I'd gone through life being an A student and having all these ambitious, prestigious jobs and making things happen. And then I got this very loud resounding like that was very discouraging. And I hadn't done what I wanted to do, which was recommence my career within the leadership realm. So I went into the pool again. I went into the market again.
And I was in a number of discussions, but one organisation was particularly pushy and they wanted to create a role for me that sounded very exciting. I went to the interview and my gut sense was, this place is chaotic. I'm not sure. But I ignored that gut sense and I took the job. And it was... quite an experience. And because of my previous role, I really didn't want to let myself or them down.
So I worked like a dog. I was doing 60, 70 hour weeks every week. The CEO had put me on a project that was in addition to my job that was actually another full time job.
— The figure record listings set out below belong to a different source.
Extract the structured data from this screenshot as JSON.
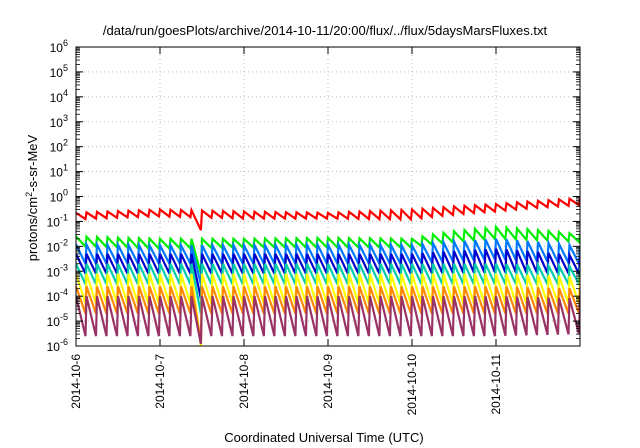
{
  "chart_data": {
    "type": "line",
    "title": "/data/run/goesPlots/archive/2014-10-11/20:00/flux/../flux/5daysMarsFluxes.txt",
    "xlabel": "Coordinated Universal Time (UTC)",
    "ylabel_parts": [
      "protons/cm",
      "2",
      "-s-sr-MeV"
    ],
    "x_ticks": [
      "2014-10-6",
      "2014-10-7",
      "2014-10-8",
      "2014-10-9",
      "2014-10-10",
      "2014-10-11"
    ],
    "xlim": [
      0,
      6
    ],
    "y_scale": "log",
    "ylim": [
      1e-06,
      1000000.0
    ],
    "y_ticks": [
      {
        "base": "10",
        "exp": "-6"
      },
      {
        "base": "10",
        "exp": "-5"
      },
      {
        "base": "10",
        "exp": "-4"
      },
      {
        "base": "10",
        "exp": "-3"
      },
      {
        "base": "10",
        "exp": "-2"
      },
      {
        "base": "10",
        "exp": "-1"
      },
      {
        "base": "10",
        "exp": "0"
      },
      {
        "base": "10",
        "exp": "1"
      },
      {
        "base": "10",
        "exp": "2"
      },
      {
        "base": "10",
        "exp": "3"
      },
      {
        "base": "10",
        "exp": "4"
      },
      {
        "base": "10",
        "exp": "5"
      },
      {
        "base": "10",
        "exp": "6"
      }
    ],
    "grid": true,
    "sawtooth_period_days": 0.125,
    "series": [
      {
        "color": "#ff0000",
        "peak": [
          0.22,
          0.3,
          0.25,
          0.22,
          0.3,
          0.5,
          0.85
        ],
        "trough": [
          0.12,
          0.16,
          0.13,
          0.13,
          0.12,
          0.25,
          0.45
        ],
        "drop_day": 1.45,
        "drop_min": 0.045
      },
      {
        "color": "#00ee00",
        "peak": [
          0.025,
          0.02,
          0.02,
          0.022,
          0.02,
          0.06,
          0.03
        ],
        "trough": [
          0.01,
          0.008,
          0.009,
          0.009,
          0.009,
          0.02,
          0.015
        ],
        "drop_day": 1.45,
        "drop_min": 0.0008
      },
      {
        "color": "#0077ff",
        "peak": [
          0.012,
          0.011,
          0.011,
          0.012,
          0.011,
          0.02,
          0.01
        ],
        "trough": [
          0.002,
          0.002,
          0.002,
          0.002,
          0.002,
          0.003,
          0.002
        ],
        "drop_day": 1.45,
        "drop_min": 0.0003
      },
      {
        "color": "#0000cc",
        "peak": [
          0.005,
          0.005,
          0.005,
          0.005,
          0.005,
          0.008,
          0.004
        ],
        "trough": [
          0.0008,
          0.0008,
          0.0008,
          0.0008,
          0.0008,
          0.0009,
          0.0008
        ],
        "drop_day": 1.45,
        "drop_min": 8e-05
      },
      {
        "color": "#00ccaa",
        "peak": [
          0.002,
          0.002,
          0.002,
          0.002,
          0.002,
          0.002,
          0.0015
        ],
        "trough": [
          0.0003,
          0.0003,
          0.0003,
          0.0003,
          0.0003,
          0.0003,
          0.0003
        ],
        "drop_day": 1.45,
        "drop_min": 2e-05
      },
      {
        "color": "#ffff00",
        "peak": [
          0.0008,
          0.0008,
          0.0008,
          0.0008,
          0.0008,
          0.0008,
          0.0006
        ],
        "trough": [
          5e-05,
          5e-05,
          5e-05,
          5e-05,
          5e-05,
          5e-05,
          5e-05
        ],
        "drop_day": 1.45,
        "drop_min": 1e-06
      },
      {
        "color": "#ff8800",
        "peak": [
          0.00025,
          0.00025,
          0.00025,
          0.00025,
          0.00025,
          0.00025,
          0.0002
        ],
        "trough": [
          2e-05,
          2e-05,
          2e-05,
          2e-05,
          2e-05,
          2e-05,
          2e-05
        ],
        "drop_day": 1.45,
        "drop_min": 1.5e-06
      },
      {
        "color": "#993366",
        "peak": [
          0.0001,
          0.0001,
          0.0001,
          0.0001,
          0.0001,
          0.0001,
          8e-05
        ],
        "trough": [
          2.5e-06,
          2.5e-06,
          2.5e-06,
          2.5e-06,
          2.5e-06,
          2.5e-06,
          3e-06
        ],
        "drop_day": 1.45,
        "drop_min": 1.2e-06
      }
    ]
  }
}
And I was really working like three full time jobs.
Until we got to a point where I just couldn't, I couldn't continue for a variety of reasons, both sort of health, but also just practically speaking, it was impossible to keep up is what they were asking me. So here I was with two failures under my belt. That was how I read it. Two, two failures. And that really caused me that summer to stop and think.
And I was actually in the process of writing my first book that summer, Your Life, What Became Your Lifetime. And it really caused me to go, can I just apply my own model and thinking what's going on here to really make sure that this third time I make the right choice. And some things that I really noticed were I needed to be in an organization that just did leadership and management.
That wasn't a bolt-on or an add-on or a hundred other things that they did that understood what I had to bring. That was the first thing. The second thing was I definitely wasn't up for the daily commute. I'd actually been working virtually since 2002, and this was now 2012, 2013. And I realized that, yeah, I needed work that was flexible and respected my autonomy and energy levels and trusted me.